Chapter 7 Bankruptcy and the Trustee’s Role
Chapter 7 bankruptcies always involve a trustee, who assumes control over the debtor’s assets, converts them to cash, and distributes the cash to creditors. The entire process is supervised by the bankruptcy court. The debtor retains the right to retain certain property, including his or her residence. If there are still outstanding debts after all the eligible assets have been sold off and the proceeds distributed, the debtor may then be released from personal liability for the remainder, at the discretion of the judge.
Chapter 13 Bankruptcy and the Individual’s Debt Repayment Plan
Chapter 13 bankruptcies are designed for individual debtors who still have a regular source of income; the debtor formulates a debt repayment plan and presents the plan to the bankruptcy court. Chapter 13 allows a debtor to keep his or her assets, and to pay back debts over an extended period of time. If the bankruptcy judge approves the repayment plan, payments are then made to creditors, usually through a trustee, over time. The debtor must complete all the agreed payments before he or she can be discharged of debt by the court.

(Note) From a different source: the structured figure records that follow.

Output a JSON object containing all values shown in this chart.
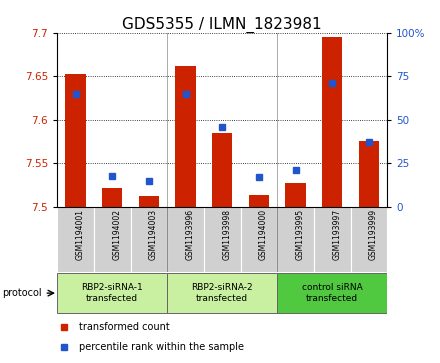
{
  "title": "GDS5355 / ILMN_1823981",
  "samples": [
    "GSM1194001",
    "GSM1194002",
    "GSM1194003",
    "GSM1193996",
    "GSM1193998",
    "GSM1194000",
    "GSM1193995",
    "GSM1193997",
    "GSM1193999"
  ],
  "red_values": [
    7.652,
    7.522,
    7.513,
    7.662,
    7.585,
    7.514,
    7.527,
    7.695,
    7.576
  ],
  "blue_values": [
    65,
    18,
    15,
    65,
    46,
    17,
    21,
    71,
    37
  ],
  "ylim_left": [
    7.5,
    7.7
  ],
  "ylim_right": [
    0,
    100
  ],
  "yticks_left": [
    7.5,
    7.55,
    7.6,
    7.65,
    7.7
  ],
  "yticks_right": [
    0,
    25,
    50,
    75,
    100
  ],
  "groups": [
    {
      "label": "RBP2-siRNA-1\ntransfected",
      "start": 0,
      "end": 3,
      "color": "#c8f0a0"
    },
    {
      "label": "RBP2-siRNA-2\ntransfected",
      "start": 3,
      "end": 6,
      "color": "#c8f0a0"
    },
    {
      "label": "control siRNA\ntransfected",
      "start": 6,
      "end": 9,
      "color": "#50c840"
    }
  ],
  "bar_width": 0.55,
  "red_color": "#cc2200",
  "blue_color": "#2255cc",
  "bg_color": "#d0d0d0",
  "plot_bg": "#ffffff",
  "grid_color": "#000000",
  "title_fontsize": 11,
  "tick_fontsize": 7.5,
  "protocol_label": "protocol",
  "legend_red": "transformed count",
  "legend_blue": "percentile rank within the sample"
}
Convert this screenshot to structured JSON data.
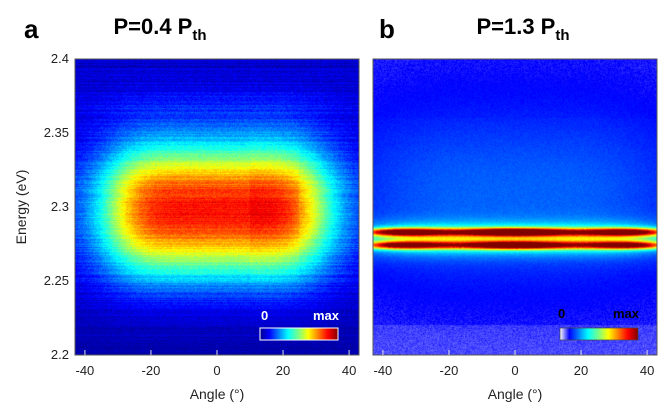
{
  "chart_data": [
    {
      "type": "heatmap",
      "panel": "a",
      "title": "P=0.4 P",
      "title_sub": "th",
      "xlabel": "Angle (°)",
      "ylabel": "Energy (eV)",
      "xlim": [
        -43,
        43
      ],
      "ylim": [
        2.2,
        2.4
      ],
      "xticks": [
        -40,
        -20,
        0,
        20,
        40
      ],
      "yticks": [
        2.2,
        2.25,
        2.3,
        2.35,
        2.4
      ],
      "colormap": "jet",
      "colorbar": {
        "min_label": "0",
        "max_label": "max",
        "label_color": "#ffffff"
      },
      "emission": {
        "center_energy": 2.298,
        "width_energy": 0.055,
        "angle_halfwidth": 33,
        "background": 0.08
      }
    },
    {
      "type": "heatmap",
      "panel": "b",
      "title": "P=1.3 P",
      "title_sub": "th",
      "xlabel": "Angle (°)",
      "ylabel": "",
      "xlim": [
        -43,
        43
      ],
      "ylim": [
        2.2,
        2.4
      ],
      "xticks": [
        -40,
        -20,
        0,
        20,
        40
      ],
      "yticks": [
        2.2,
        2.25,
        2.3,
        2.35,
        2.4
      ],
      "colormap": "white-jet",
      "colorbar": {
        "min_label": "0",
        "max_label": "max",
        "label_color": "#000000"
      },
      "emission": {
        "lasing_energies": [
          2.283,
          2.274
        ],
        "line_width": 0.0025,
        "broad_center": 2.31,
        "broad_width": 0.06
      }
    }
  ]
}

Chapter 11 Bankruptcy and the Organization’s Reorganization and Debt Restructuring
Chapter 11 is similar to Chapter 13, except that it applies to organizations rather than individual debtors. An organization in financial difficulty will devise a reorganization plan, including debt restructuring, and present the plan to the court for approval. The debtor organization must also prepare a disclosure statement for creditors, allowing creditors to evaluate the plan. Although input from creditors is sought, the decision to approve or reject the restructuring plan rests with the judge. In the meantime, the company filing for bankruptcy may continue to operate, hopefully emerging from bankruptcy with a reduced debt load and more viable business structure.
There are other types of bankruptcy for specific categories of debtors or debtor organizations, all of which must likewise proceed through bankruptcy court. And although the court must consider the interests of creditors, ideally the court will only approve a plan that is fair to all parties, in which creditors will see at least most of their money repaid while the debtor has a chance at a fresh start.